Но счастливым образом никто не стучал, не пробовал потянуть двери. И телефон его не звонил ни разу.

Он забылся. Налезали друг на друга давящие несуразные сновидения, распирали голову, чтоб он проснулся. Он просыпался не освежённый, а в ещё более разбитом и безвольном состоянии, чем засыпал, измученный тем, что его уже несколько раз то пытались арестовать, то арестовывали. Но подняться с дивана, стряхнуть кошмары, даже пошевелиться — не было сил. И снова его затягивала противная сонная немочь. И в последний раз он заснул, наконец, каменно-крепко, — и проснулся уже при оживлении перерыва в коридоре и ощущая, что из его открытого бесчувственного рта насочилось слюны на диван.

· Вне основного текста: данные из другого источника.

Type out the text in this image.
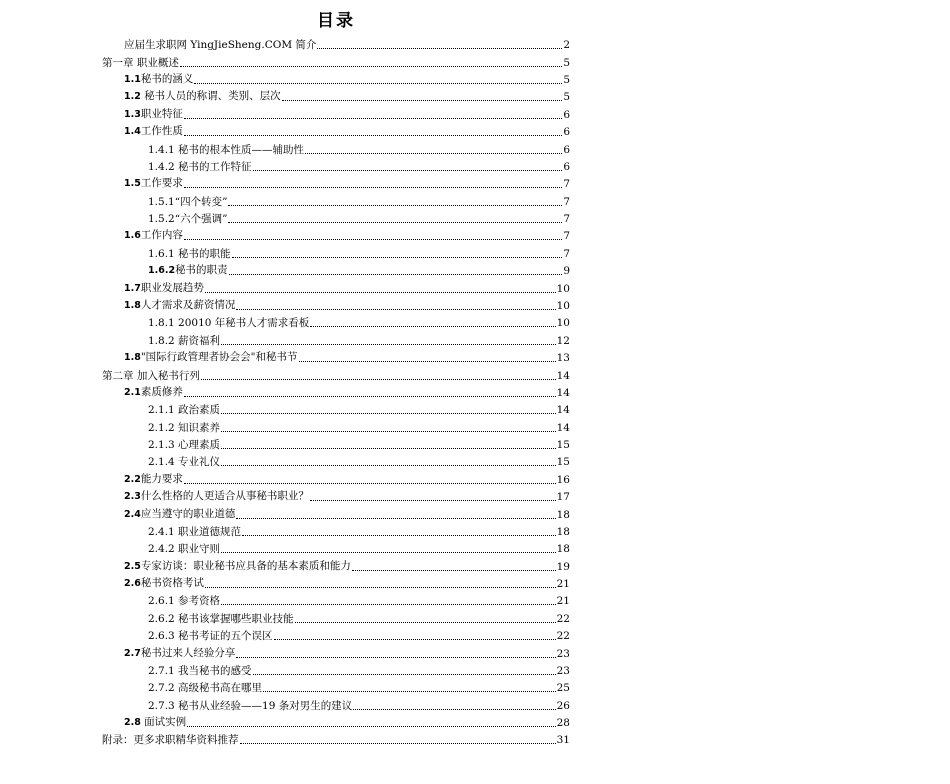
目录
应届生求职网 YingJieSheng.COM 简介	2
第一章 职业概述	5
1.1秘书的涵义	5
1.2 秘书人员的称谓、类别、层次	5
1.3职业特征	6
1.4工作性质	6
1.4.1 秘书的根本性质——辅助性	6
1.4.2 秘书的工作特征	6
1.5工作要求	7
1.5.1“四个转变”	7
1.5.2“六个强调”	7
1.6工作内容	7
1.6.1 秘书的职能	7
1.6.2秘书的职责	9
1.7职业发展趋势	10
1.8人才需求及薪资情况	10
1.8.1 20010 年秘书人才需求看板	10
1.8.2 薪资福利	12
1.8"国际行政管理者协会会"和秘书节	13
第二章 加入秘书行列	14
2.1素质修养	14
2.1.1 政治素质	14
2.1.2 知识素养	14
2.1.3 心理素质	15
2.1.4 专业礼仪	15
2.2能力要求	16
2.3什么性格的人更适合从事秘书职业？	17
2.4应当遵守的职业道德	18
2.4.1 职业道德规范	18
2.4.2 职业守则	18
2.5专家访谈：职业秘书应具备的基本素质和能力	19
2.6秘书资格考试	21
2.6.1 参考资格	21
2.6.2 秘书该掌握哪些职业技能	22
2.6.3 秘书考证的五个误区	22
2.7秘书过来人经验分享	23
2.7.1 我当秘书的感受	23
2.7.2 高级秘书高在哪里	25
2.7.3 秘书从业经验——19 条对男生的建议	26
2.8 面试实例	28
附录：更多求职精华资料推荐	31
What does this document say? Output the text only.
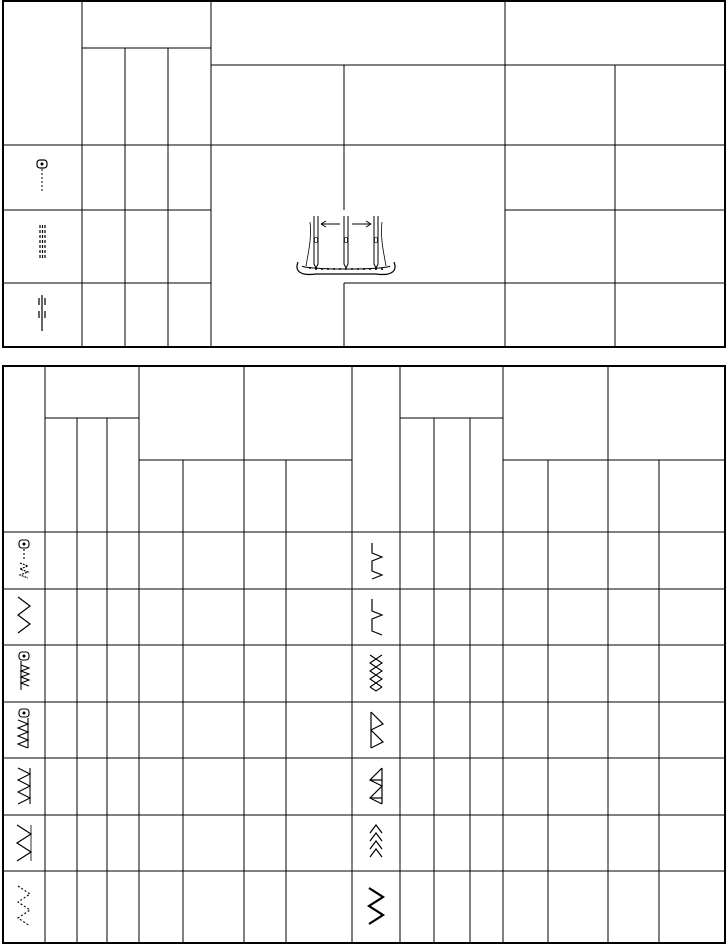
0	0	0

Он встал, отперся, сходил умылся. Разносили чай с бутербродами.

Никто не шёл арестовывать. Сотрудники в коридоре, в общей канцелярии встречали его ровно, никто к нему не переменился.

Впрочем, это ничего и не доказывало. Никто же не мог знать.

Но в обычных взглядах и звуках голоса других людей он почерпнул бодрости. Он попросил девушку принести ему чая погорячей и покрепче и с наслаждением выпил два стакана. Этим ещё подбодрился.

А всё-таки не было сил пробиваться к шефу и узнавать…

Покончить с собой — это была бы простая мера благоразумия, это было просто чувство самосохранения, жалость к самому себе. Но если наверняка знать, что арестуют.

А если нет?

Вдруг позвонил телефон. Иннокентий вздрогнул, сердце его — не сразу, потом — слышно-слышно застучало.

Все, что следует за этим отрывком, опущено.